Je ne m’en vais pas sans savoir un peu enfin ce que c’est que les ruelles. Mais il va falloir faire vite.

Je m’avançai dans la rue. Elle se contordait de telle façon qu’à dix mètres on ne voyait ni devant ni derrière soi ce qui s’y passait.

Bientôt elle rétrécit. Une sorte de tour massive en bouchait absurdement la moitié, sans que rien expliquât la présence de cet apostème. Elle fit ensuite un angle droit et je vis cette fois des maisons sur la rue même, les seules. C’étaient des hôtels cacochymes et sans doute peu habités. Toutes les fenêtres du rez-de-chaussée étaient garnies de barreaux de fer prodigieusement vieux, car amenuisés et réduits à rien. M’approchant, je vis même qu’on avait élevé un mur ou une cloison derrière ces grilles. Ainsi ces rez-de-chaussée n’avaient aucun jour sur le passage. Qui pouvait vivre là-dedans ? Je me le demandais avec curiosité, mais le jour décroissait vite, je ne m’attardai plus.

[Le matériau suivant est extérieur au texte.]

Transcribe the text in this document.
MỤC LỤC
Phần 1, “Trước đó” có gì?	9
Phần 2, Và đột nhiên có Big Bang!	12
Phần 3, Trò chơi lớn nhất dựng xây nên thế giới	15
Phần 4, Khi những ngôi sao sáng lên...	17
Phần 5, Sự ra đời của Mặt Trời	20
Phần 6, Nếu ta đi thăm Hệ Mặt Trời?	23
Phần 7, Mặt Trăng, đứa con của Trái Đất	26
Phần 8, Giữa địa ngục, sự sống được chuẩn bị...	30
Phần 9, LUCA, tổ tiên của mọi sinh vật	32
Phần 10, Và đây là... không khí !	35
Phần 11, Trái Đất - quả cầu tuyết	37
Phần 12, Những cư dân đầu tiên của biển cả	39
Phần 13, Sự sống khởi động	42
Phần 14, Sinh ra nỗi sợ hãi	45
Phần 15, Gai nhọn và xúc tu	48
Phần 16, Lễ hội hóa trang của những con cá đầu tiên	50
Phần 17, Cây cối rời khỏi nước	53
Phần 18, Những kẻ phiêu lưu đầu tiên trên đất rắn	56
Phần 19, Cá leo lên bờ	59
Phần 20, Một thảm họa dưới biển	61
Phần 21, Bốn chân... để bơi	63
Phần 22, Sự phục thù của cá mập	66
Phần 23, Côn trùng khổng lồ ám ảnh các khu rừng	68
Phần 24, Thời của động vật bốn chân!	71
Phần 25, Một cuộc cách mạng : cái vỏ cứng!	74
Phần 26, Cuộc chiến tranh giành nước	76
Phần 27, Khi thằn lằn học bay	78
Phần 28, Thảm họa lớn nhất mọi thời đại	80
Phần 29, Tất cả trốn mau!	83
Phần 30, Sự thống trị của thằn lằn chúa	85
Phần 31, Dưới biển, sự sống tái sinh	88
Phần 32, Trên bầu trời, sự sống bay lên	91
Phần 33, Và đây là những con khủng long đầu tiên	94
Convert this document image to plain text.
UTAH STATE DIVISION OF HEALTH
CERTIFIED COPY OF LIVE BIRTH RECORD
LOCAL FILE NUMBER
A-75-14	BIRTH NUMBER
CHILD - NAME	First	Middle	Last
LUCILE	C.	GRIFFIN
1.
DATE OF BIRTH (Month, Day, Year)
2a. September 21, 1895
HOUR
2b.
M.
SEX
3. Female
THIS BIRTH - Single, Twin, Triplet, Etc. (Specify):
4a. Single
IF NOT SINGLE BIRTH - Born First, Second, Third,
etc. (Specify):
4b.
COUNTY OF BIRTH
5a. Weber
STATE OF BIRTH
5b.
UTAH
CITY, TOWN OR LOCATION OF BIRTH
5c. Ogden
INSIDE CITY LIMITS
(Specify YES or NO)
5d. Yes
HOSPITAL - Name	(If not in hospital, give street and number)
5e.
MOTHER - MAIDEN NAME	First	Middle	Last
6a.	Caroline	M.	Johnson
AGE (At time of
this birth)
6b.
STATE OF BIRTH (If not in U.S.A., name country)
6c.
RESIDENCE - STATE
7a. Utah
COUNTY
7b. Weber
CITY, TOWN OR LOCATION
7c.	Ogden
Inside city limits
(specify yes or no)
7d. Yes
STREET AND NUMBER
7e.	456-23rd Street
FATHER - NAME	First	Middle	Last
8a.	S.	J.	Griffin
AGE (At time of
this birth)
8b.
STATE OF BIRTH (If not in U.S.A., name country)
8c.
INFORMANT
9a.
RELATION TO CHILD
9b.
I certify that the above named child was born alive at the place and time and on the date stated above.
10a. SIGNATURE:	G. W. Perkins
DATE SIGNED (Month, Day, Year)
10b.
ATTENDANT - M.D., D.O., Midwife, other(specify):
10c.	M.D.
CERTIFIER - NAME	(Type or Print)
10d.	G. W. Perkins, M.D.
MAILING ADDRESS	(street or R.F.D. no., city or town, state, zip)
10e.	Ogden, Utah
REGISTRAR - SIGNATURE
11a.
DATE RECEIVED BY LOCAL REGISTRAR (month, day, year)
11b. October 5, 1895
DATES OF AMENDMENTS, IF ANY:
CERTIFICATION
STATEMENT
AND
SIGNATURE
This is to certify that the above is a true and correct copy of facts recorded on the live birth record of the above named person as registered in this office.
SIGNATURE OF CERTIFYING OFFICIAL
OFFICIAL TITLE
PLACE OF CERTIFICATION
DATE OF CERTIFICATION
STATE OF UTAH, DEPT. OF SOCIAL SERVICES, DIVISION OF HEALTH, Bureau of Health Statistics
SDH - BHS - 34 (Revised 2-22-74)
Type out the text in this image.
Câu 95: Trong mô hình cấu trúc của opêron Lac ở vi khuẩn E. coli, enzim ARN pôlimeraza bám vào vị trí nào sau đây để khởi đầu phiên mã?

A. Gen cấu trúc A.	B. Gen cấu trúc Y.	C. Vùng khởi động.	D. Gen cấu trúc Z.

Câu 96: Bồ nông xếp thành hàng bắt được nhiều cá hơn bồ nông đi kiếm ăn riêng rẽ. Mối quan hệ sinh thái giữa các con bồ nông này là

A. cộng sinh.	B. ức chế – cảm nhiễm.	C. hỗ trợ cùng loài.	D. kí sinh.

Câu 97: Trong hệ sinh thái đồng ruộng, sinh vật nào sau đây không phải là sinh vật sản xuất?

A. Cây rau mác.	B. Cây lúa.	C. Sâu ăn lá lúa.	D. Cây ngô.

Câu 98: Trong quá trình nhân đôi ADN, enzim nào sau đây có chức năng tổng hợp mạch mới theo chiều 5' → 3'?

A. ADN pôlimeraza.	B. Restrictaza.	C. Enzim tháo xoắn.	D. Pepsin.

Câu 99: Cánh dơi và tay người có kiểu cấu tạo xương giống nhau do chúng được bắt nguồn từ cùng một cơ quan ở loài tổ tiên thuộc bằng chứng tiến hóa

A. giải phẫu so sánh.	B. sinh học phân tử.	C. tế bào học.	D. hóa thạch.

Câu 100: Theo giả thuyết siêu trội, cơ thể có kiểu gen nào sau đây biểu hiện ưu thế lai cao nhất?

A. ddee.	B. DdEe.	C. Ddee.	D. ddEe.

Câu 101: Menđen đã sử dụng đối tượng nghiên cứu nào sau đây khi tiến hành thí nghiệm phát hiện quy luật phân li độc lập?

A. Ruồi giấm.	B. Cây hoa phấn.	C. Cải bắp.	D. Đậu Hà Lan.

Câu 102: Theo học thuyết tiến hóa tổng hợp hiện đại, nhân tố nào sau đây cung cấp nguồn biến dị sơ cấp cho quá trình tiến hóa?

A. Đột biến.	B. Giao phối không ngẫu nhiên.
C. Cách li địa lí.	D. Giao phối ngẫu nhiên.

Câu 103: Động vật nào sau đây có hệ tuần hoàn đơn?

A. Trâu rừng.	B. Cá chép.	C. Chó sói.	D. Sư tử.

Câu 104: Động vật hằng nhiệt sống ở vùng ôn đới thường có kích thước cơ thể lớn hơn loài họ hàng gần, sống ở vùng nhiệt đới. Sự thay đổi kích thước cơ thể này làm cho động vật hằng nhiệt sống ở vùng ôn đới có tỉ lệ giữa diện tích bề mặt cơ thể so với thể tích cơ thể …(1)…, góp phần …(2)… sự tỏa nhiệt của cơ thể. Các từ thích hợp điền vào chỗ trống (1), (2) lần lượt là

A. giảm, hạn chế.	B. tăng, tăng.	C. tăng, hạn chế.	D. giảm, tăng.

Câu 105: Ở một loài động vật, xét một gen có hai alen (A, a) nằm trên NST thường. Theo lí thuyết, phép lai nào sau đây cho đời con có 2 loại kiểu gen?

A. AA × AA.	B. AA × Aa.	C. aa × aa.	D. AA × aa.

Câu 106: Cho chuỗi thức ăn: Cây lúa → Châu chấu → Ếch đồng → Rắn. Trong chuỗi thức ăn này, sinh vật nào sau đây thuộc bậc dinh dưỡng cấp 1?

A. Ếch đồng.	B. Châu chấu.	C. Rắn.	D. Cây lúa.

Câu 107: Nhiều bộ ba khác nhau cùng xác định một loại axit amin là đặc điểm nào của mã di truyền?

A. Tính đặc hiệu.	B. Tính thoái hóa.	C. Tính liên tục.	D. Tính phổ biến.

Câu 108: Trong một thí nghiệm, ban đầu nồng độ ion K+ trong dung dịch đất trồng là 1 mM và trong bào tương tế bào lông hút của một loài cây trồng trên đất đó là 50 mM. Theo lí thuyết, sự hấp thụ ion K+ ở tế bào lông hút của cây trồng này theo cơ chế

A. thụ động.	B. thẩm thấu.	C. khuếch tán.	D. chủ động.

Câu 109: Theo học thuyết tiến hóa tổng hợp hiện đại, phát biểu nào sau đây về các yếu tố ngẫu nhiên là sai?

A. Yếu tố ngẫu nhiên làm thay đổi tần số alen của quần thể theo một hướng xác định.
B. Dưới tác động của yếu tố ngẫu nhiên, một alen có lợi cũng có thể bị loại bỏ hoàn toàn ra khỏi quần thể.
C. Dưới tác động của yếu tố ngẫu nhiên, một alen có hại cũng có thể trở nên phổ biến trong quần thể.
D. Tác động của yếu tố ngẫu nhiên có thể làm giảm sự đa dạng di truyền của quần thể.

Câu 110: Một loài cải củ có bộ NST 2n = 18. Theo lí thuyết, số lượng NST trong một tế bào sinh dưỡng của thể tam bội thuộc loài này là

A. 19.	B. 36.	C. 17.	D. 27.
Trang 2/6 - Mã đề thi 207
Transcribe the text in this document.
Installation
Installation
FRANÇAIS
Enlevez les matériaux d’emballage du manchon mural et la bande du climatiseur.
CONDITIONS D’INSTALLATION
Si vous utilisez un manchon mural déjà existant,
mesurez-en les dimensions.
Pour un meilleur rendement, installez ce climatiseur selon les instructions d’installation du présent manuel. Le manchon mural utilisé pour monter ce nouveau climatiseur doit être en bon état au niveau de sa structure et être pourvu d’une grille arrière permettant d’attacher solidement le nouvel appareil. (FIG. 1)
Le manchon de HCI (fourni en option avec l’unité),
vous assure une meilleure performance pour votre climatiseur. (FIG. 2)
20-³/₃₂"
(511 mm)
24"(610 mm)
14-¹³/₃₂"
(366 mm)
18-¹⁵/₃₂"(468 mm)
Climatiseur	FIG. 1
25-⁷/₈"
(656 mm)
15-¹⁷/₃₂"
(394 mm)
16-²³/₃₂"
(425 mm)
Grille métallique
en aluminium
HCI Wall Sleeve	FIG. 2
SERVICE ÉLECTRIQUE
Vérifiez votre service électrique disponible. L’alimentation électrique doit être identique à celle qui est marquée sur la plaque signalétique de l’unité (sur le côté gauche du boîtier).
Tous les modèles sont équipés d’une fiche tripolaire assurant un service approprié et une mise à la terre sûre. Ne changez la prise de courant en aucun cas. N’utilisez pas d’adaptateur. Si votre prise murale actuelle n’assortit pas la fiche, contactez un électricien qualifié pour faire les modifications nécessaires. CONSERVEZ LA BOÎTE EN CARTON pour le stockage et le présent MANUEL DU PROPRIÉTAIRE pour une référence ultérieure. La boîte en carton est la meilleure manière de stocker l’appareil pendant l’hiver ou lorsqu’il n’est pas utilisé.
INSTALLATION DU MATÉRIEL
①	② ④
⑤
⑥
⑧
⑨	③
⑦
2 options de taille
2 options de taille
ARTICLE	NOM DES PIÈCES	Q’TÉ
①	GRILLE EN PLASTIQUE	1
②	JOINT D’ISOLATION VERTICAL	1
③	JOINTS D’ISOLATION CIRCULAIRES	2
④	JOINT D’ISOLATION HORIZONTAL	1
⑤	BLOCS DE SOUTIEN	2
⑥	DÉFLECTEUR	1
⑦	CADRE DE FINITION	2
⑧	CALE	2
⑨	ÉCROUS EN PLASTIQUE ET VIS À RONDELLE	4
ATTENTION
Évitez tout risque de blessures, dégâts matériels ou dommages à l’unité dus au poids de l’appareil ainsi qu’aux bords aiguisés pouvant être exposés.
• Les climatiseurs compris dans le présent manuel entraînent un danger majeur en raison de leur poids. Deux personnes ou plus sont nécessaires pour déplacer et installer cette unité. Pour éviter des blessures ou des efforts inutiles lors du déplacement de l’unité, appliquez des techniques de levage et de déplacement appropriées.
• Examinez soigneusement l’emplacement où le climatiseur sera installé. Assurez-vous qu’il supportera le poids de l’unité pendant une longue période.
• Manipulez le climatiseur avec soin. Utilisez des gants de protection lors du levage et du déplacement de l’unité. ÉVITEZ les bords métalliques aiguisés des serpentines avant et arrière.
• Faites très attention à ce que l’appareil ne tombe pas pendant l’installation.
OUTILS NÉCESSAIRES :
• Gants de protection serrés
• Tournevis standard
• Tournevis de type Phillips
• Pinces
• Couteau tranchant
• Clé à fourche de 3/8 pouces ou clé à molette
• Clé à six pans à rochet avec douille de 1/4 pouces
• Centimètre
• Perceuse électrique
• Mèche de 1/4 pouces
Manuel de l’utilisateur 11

Je tombai ensuite dans une voie misérable et puante. Je la parcourus vite. Des gîtes branlants et malsains la bordaient. Tout y était si muet que je n’aurais pas cru ces maisons habitées. Mais aux fenêtres, des linges et des vêtements dansaient au vent.

Deux fillettes, sales au delà de ce qui semble croyable, sortirent d’un couloir qui jetait dans la rue une odeur vermineuse. Elles me regardèrent avec des yeux inintelligents et tristes. J’allai plus loin. Cette fois c’était un affreux couloir. Je faillis rebrousser chemin tant la terre était chargée d’immondices, mais je me vis dans une rue à magasins.